The primary outcome of the present study is reported in the incremental cost per consultation for 1 ppt reduction in APR, which provides an insightful alternative for the standard health-economic outcomes such as incremental cost per DALY averted or cost per QALY gained. However, cost per 1 ppt reduction in APR is not a widely accepted standard outcome measure yet for interventions targeting antibiotic prescriptions [14, 39, 40]. No studies on antimicrobial stewardship programs in Ghana, Uganda or Burkina Faso have been identified that report the results in cost per ppt reduction in APR. Studies that do report the cost per ppt reduction in APR (recalculated to International $) range from $ 0.07 for an antibiotic stewardship program among primary-care doctors in China [41] to $ 1.59 for a combined primary-care intervention of general practitioner communication training and CRP testing for patients with respiratory tract infections in Europe [42] and $ 3.56 for CRP testing in a primary-care setting for patients with acute exacerbations of chronic obstructive pulmonary disease in England and Wales [43]. Since a WTP for a ppt reduction in APR is lacking, no conclusions can be drawn with respect to the absolute cost-effectiveness of these interventions. However, by reporting the results of the interventions in cost per ppt reduction in APR, comparisons can be made between interventions between countries. Not unexpectedly, interventions produce lower ICERs in LMICs (the present study and the study of Zhang et al. [41]) than high-income countries. However, AMR is a global threat that must be addressed concomitantly in all countries in ways that are proportionate to the wealth and purchasing power of their government and societies.

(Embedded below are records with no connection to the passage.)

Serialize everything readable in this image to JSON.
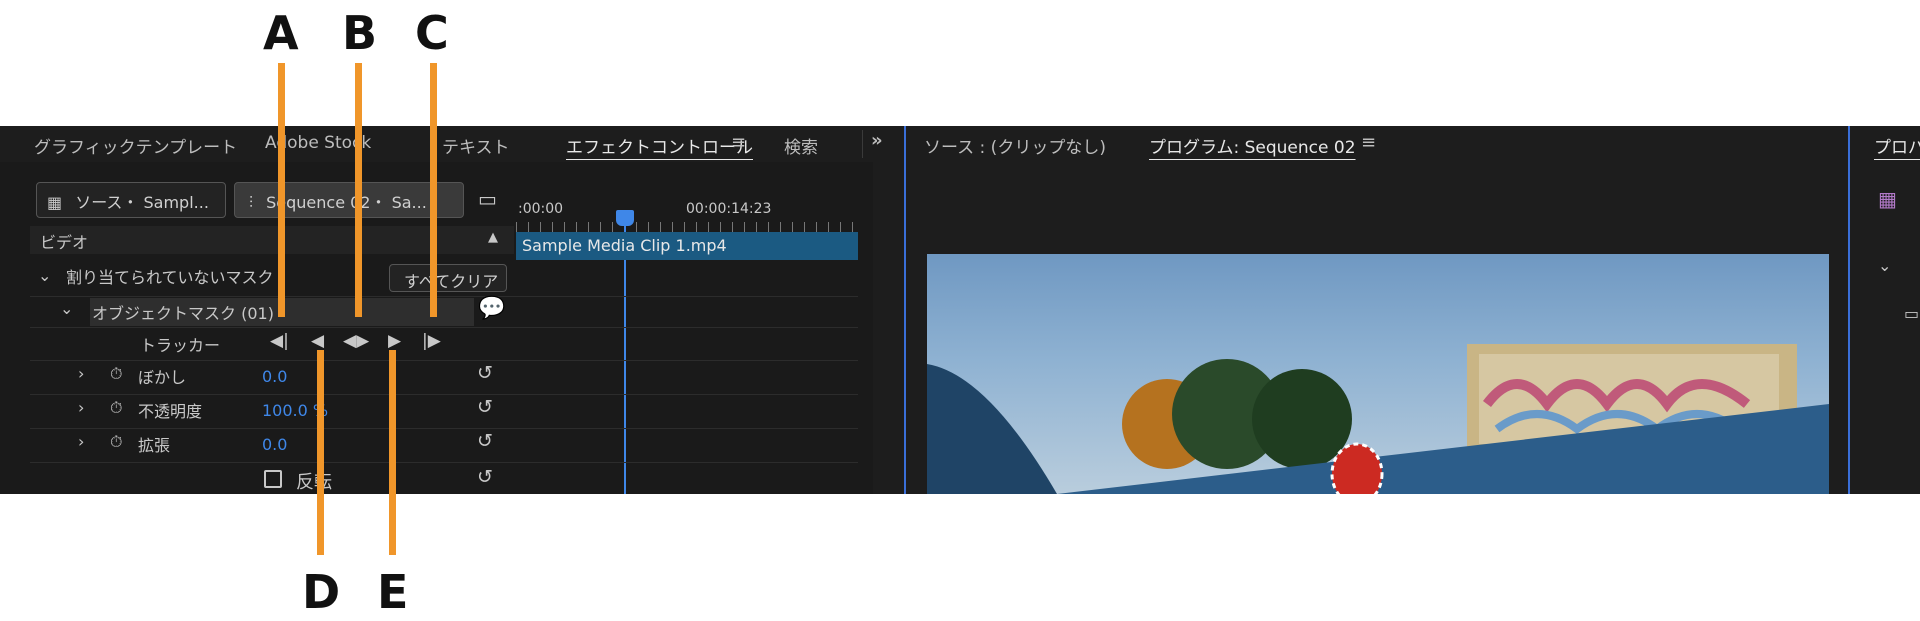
{
  "callouts": {
    "A": "A",
    "B": "B",
    "C": "C",
    "D": "D",
    "E": "E"
  },
  "left_panel": {
    "tabs": [
      {
        "label": "グラフィックテンプレート"
      },
      {
        "label": "Adobe Stock"
      },
      {
        "label": "テキスト"
      },
      {
        "label": "エフェクトコントロール",
        "active": true
      },
      {
        "label": "検索"
      }
    ],
    "more_icon": "double-chevron-right-icon",
    "menu_icon": "hamburger-icon",
    "source_tab": "ソース・ Sampl...",
    "sequence_tab": "Sequence 02・ Sa...",
    "section_header": "ビデオ",
    "unassigned_mask": "割り当てられていないマスク",
    "clear_all_button": "すべてクリア",
    "object_mask": "オブジェクトマスク (01)",
    "tracker_label": "トラッカー",
    "properties": [
      {
        "label": "ぼかし",
        "value": "0.0"
      },
      {
        "label": "不透明度",
        "value": "100.0 %"
      },
      {
        "label": "拡張",
        "value": "0.0"
      }
    ],
    "invert_label": "反転"
  },
  "timeline": {
    "start_time": ":00:00",
    "end_time": "00:00:14:23",
    "clip_name": "Sample Media Clip 1.mp4"
  },
  "right_panel": {
    "source_tab": "ソース : (クリップなし)",
    "program_tab": "プログラム: Sequence 02",
    "next_tab": "プロパ"
  },
  "colors": {
    "accent": "#3f87e8",
    "callout": "#f0962a",
    "clip_bg": "#1b5a82",
    "panel_bg": "#1d1d1d"
  }
}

4.1 Strengths and Limitations

The strength of the current study lies in the relative comparisons made across a range of test strategies and different countries. The relative comparisons provide valuable insights with respect to the most favourable test combination, which can support policy-makers in their decision on the allocation of scarce resources for maximum health benefit. Additionally, the between-country comparisons allowed us to identify parameters influencing cost-effectiveness (i.e., percentage of positive malaria cases), which is a strength of the study. The current analysis also comes with several limitations. To include hypothetical diagnostic strategies, we assumed a perfect diagnostic strategy implementation with healthcare providers strictly following the diagnostic algorithm in their decision as to whether to prescribe antibiotics or not. This is a simplification of reality and most certainly resulted in an overestimation of the effect of the strategies, but it does provide valuable insight in the potential of the alternative diagnostic strategies. Another limitation is related to the assumption that a reduction in antibiotic prescription does not negatively impact quality of life. Although this assumption is supported by previous studies [44, 45], it neglects malaria and bacteraemia co-infection, which could have resulted in negative health outcomes and requires antibiotic treatment [46, 47].

5 Conclusion

The introduction of a diagnostic test panel for patients with acute febrile illness could result in a substantial reduction in the APR with a malaria test as the dominant strategy. Further reduction of the APR at minimal cost could be realized by the combination of a malaria test and a CRP test. The implementation of diagnostic tests for more appropriate antibiotic prescriptions is effective, but requires a WTP per ppt reduction in the APR to decide on the most cost-effective strategy, and should be part of an integrated stewardship program to realize its full potential.